Following his business interest, Dr. Gilbert left academia to become chief executive officer of Biogen Inc. He ran the company for several years, but in a disagreement over management style, was dismissed by the company's board.
He later founded the Genome Corporation, a company whose purpose was to read all of the genes in the human genome. But the company failed after the stock market crash of 1987 and by 1988, perhaps spurred by Dr. Gilbert's challenge, the Federal Government began its Human Genome Project.
After a long career with an array of accomplishments behind him, Dr. Gilbert is now working at Harvard on the most difficult questions in biology. In his laboratory, young scientists like Sandra De Souz and Mayuan Long are carrying out experiments to probe the origin of the genes. If the genes are indeed composed of smaller modules formed at the dawn of life, it may be possible to figure out when each gene evolved. The theory may hold a practical consequence for drug design, because it may allow scientists to recognize and thus to manipulate, the different working parts within proteins.
Dr. Gilbert an dhis colleagues have developed interesting evidence in support of the "exon theory of genes." If genes were originally assembled Tinker Toy-style, some signs of the connectors and joints, as well as of the modules, should still be visible. One such sign is that since the genetic information is processed by the cell in groups of three letters at a time, the parts being mixed and matched needed to be in phase, since if the processing machinery gets out of step the genetic message will be garbled.
In a paper published last year, Dr. Gilbert and his colleagues reported finding just such evidence. In looking at 11,000 introns, they found that their ends were still most often "in phase" -- so they could snap together just as in ancient days.
Dr. Gilbert believes that he has recently found another faint signature of ancient exons in the structure of modern proteins.

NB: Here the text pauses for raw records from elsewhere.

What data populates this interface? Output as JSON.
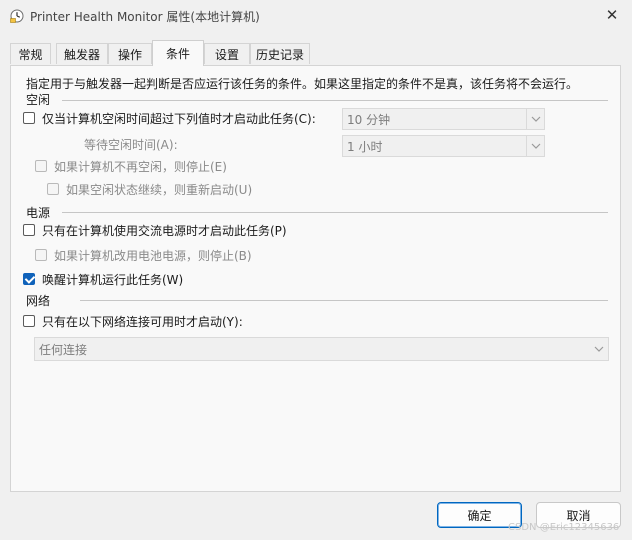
{
  "window": {
    "title": "Printer Health Monitor 属性(本地计算机)",
    "app_icon": "scheduler-clock-icon",
    "close_glyph": "✕"
  },
  "tabs": [
    {
      "label": "常规"
    },
    {
      "label": "触发器"
    },
    {
      "label": "操作"
    },
    {
      "label": "条件",
      "active": true
    },
    {
      "label": "设置"
    },
    {
      "label": "历史记录"
    }
  ],
  "conditions": {
    "intro": "指定用于与触发器一起判断是否应运行该任务的条件。如果这里指定的条件不是真，该任务将不会运行。",
    "idle": {
      "header": "空闲",
      "start_only_if_idle": {
        "label": "仅当计算机空闲时间超过下列值时才启动此任务(C):",
        "checked": false
      },
      "idle_duration": {
        "value": "10 分钟"
      },
      "wait_label": "等待空闲时间(A):",
      "wait_duration": {
        "value": "1 小时"
      },
      "stop_if_not_idle": {
        "label": "如果计算机不再空闲，则停止(E)",
        "checked": false,
        "enabled": false
      },
      "restart_if_idle_resumes": {
        "label": "如果空闲状态继续，则重新启动(U)",
        "checked": false,
        "enabled": false
      }
    },
    "power": {
      "header": "电源",
      "ac_only": {
        "label": "只有在计算机使用交流电源时才启动此任务(P)",
        "checked": false
      },
      "stop_on_battery": {
        "label": "如果计算机改用电池电源，则停止(B)",
        "checked": false,
        "enabled": false
      },
      "wake_to_run": {
        "label": "唤醒计算机运行此任务(W)",
        "checked": true
      }
    },
    "network": {
      "header": "网络",
      "network_only": {
        "label": "只有在以下网络连接可用时才启动(Y):",
        "checked": false
      },
      "connection": {
        "value": "任何连接"
      }
    }
  },
  "buttons": {
    "ok": "确定",
    "cancel": "取消"
  },
  "watermark": "CSDN @Eric12345636",
  "colors": {
    "accent": "#0f62ba",
    "disabled_text": "#8a8a8a",
    "window_bg": "#f0f0f0",
    "panel_bg": "#f9f9f9"
  }
}
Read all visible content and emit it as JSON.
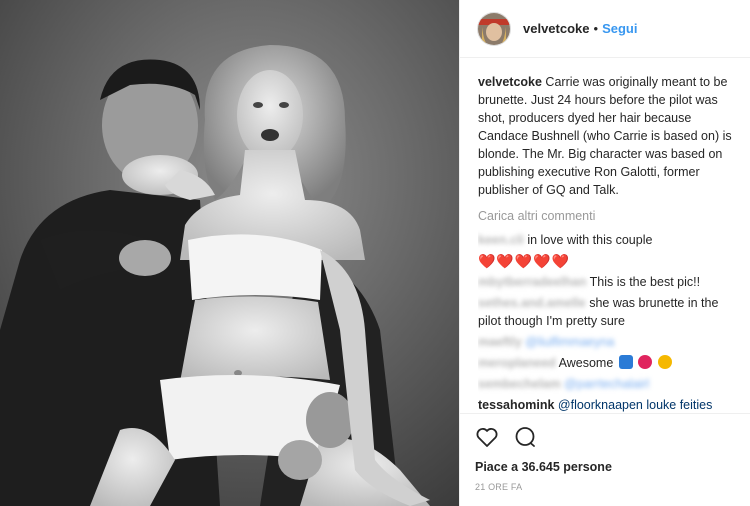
{
  "post": {
    "username": "velvetcoke",
    "separator": "•",
    "follow_label": "Segui",
    "caption": "Carrie was originally meant to be brunette. Just 24 hours before the pilot was shot, producers dyed her hair because Candace Bushnell (who Carrie is based on) is blonde. The Mr. Big character was based on publishing executive Ron Galotti, former publisher of GQ and Talk.",
    "load_more_label": "Carica altri commenti",
    "likes_text": "Piace a 36.645 persone",
    "time_text": "21 ORE FA"
  },
  "comments": [
    {
      "user": "keen.cli",
      "text": "in love with this couple"
    },
    {
      "user": "",
      "text": "❤️❤️❤️❤️❤️"
    },
    {
      "user": "mbytberradeelhan",
      "text": "This is the best pic!!"
    },
    {
      "user": "sethes.and.amelle",
      "text": "she was brunette in the pilot though I'm pretty sure"
    },
    {
      "user": "maeftly",
      "text": "@liulfimmaeyna"
    },
    {
      "user": "meroplaneed",
      "text": "Awesome"
    },
    {
      "user": "sembechelam",
      "text": "@parrtechalairl"
    },
    {
      "user": "tessahomink",
      "text": "@floorknaapen louke feities"
    }
  ],
  "icons": {
    "like": "heart-outline-icon",
    "comment": "speech-bubble-icon"
  },
  "colors": {
    "accent": "#3897f0",
    "heart": "#e0245e",
    "muted": "#999999"
  }
}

Many proteins have a complex architecture in which each region or module performs a different biochemical operation. If these modules are exons that have been repeatedly shuffled around in the course of evolution, then in the protein's gene the introns should still tend to be found at the points between the modules.
In a paper to be published next month in The Proceedings of the National Academy of Sciences, Dr. Gilbert, Dr. Long and Dr. De Souza say they have found that introns do indeed occur more often at the boundaries between modules, and that these modules seem to have come in four different sizes. The size pattern is what might be expected if the first exons were small, coding for 15 to 20 of the amino acid units of proteins, and if some later fused into double, triple or quadruple exons.
Critics are skeptical about the conclusions, noting that they rely on statistical arguments, and that these may not hold up as more data emerge from genome-sequencing projects.
Dr. Palmer of Indiana University says that genes do get shuffled but that it is not yet known when the shuffling mechanism first appeared. "New genes do arise by mixing and matching parts," Dr. Palmer said. "That part of Gilbert's theory has been borne out wonderfully. But the question is whether this kind of shuffling occurred in the primordial times to assemble the first sets of genes. For that, the evidence is not there."
Dr. Gilbert acknowledges that the data are not overwhelming, but notes that the flood of new data from genome sequencing projects will soon allow the theory to be put to a more exact test. "We are going to know the answers," he said tentatively. Then, with more conviction, he declared: "Yes. We are definitely going to know the answers."